Doing calculations and visualization in this image is not doable. I'll need to span that off to a different image or do stuff step by step.
Again, this is something that is not difficult to do. Which kind of calculation? You can either use OpenCL or span other images. Again, we have solution for this. For example, feel free to get in touch with Juan Pablo Sandoval, my PhD student. He has worked quite a lot on spanning new images.
I was just wondering what you guys do since you might have this problem on a daily base. I can already tell, that the image become very slow once a visualization gets too big. Does Roassal use double buffering for the moving and scaling of the visualization?
Roassal is indeed becoming slow when you reach around ~ 400 000 elements on screen. This is not really a surprise because there is no optimization. However, all is made to hook strategy for large amount of data.

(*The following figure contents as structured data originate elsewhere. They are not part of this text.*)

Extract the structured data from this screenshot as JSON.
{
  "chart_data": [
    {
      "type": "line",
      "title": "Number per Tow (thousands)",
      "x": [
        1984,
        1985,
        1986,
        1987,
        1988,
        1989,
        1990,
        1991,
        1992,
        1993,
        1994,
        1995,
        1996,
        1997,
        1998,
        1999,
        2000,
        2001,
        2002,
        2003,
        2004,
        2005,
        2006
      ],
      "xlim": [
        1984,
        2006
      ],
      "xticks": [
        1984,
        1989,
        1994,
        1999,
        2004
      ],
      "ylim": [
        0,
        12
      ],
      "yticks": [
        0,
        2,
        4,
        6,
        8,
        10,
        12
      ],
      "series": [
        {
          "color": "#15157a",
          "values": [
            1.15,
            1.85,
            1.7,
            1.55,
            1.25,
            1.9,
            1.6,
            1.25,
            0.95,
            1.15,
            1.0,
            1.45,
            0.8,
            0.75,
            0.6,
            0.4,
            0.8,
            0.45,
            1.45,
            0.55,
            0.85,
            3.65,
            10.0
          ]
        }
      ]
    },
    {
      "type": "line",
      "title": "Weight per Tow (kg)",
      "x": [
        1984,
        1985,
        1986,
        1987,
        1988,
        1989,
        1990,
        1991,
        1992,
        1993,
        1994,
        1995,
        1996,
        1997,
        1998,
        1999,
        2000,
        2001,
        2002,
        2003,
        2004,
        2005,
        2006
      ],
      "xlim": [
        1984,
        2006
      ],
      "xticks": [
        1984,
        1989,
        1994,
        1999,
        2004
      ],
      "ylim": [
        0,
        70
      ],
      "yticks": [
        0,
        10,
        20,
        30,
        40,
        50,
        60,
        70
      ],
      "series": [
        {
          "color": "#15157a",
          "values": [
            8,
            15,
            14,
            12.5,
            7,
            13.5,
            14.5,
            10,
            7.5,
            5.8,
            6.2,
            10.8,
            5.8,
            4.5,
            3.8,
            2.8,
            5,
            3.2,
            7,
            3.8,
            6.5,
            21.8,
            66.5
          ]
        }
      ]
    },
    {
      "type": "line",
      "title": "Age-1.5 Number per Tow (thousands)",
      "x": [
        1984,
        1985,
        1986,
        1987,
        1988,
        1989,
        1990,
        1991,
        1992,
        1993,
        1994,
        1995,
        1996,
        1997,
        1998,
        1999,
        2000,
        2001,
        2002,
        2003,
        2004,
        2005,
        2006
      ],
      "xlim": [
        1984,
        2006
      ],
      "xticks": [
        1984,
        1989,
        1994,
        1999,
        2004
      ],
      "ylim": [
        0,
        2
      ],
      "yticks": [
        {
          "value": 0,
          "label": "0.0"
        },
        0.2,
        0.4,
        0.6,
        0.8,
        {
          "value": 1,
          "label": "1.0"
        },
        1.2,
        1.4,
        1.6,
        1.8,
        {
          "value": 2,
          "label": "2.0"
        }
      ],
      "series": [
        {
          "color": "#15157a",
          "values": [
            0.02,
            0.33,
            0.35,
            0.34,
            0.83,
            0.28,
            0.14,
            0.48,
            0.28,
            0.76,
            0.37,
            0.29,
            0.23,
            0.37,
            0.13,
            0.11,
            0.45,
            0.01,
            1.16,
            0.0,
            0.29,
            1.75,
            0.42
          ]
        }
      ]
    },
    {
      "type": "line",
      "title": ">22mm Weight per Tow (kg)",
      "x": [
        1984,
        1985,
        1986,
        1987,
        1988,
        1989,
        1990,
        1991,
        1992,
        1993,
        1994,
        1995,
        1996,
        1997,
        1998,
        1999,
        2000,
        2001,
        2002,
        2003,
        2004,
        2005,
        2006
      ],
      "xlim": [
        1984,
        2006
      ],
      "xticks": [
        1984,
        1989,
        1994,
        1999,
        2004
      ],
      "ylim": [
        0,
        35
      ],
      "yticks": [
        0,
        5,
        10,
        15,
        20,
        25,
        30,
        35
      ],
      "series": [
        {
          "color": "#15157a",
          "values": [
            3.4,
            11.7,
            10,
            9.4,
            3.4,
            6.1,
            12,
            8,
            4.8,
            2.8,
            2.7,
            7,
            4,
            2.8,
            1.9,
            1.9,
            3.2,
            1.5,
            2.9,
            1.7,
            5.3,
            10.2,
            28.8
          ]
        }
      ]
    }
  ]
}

Do you know if the team in Argentina analyses the network from within Pharo?
Yes, all within Pharo.
Alexandre
Have a great weekend! Sebastian
Hi Sebastian!
I am doing my first steps in learning Moose and also Roassal. Is it possible to start Roassal Easel and Moose Panel from the world menu and add a model afterwards?
Yes
How would one visualize data with the help of Roassal which underlying data is too big for the Pharo image?
Well… it depends. It all depends on the granularity of your visualization.
Is there an example available how one could stream information on a Roassal view?
There is not such a thing so far. Which kind of data do you have? It all depends on the data, their structures. If you are simply interesting in visualizing some metrics, then this is easy. If you are interested in visualizing structure of a large amount of objects, then we need to be careful.
Did somebody already visualize a LAN network? What would be a good framework/project to do such analysis?
People in Argentina are using Roassal to monitor network packets for a TV digital project.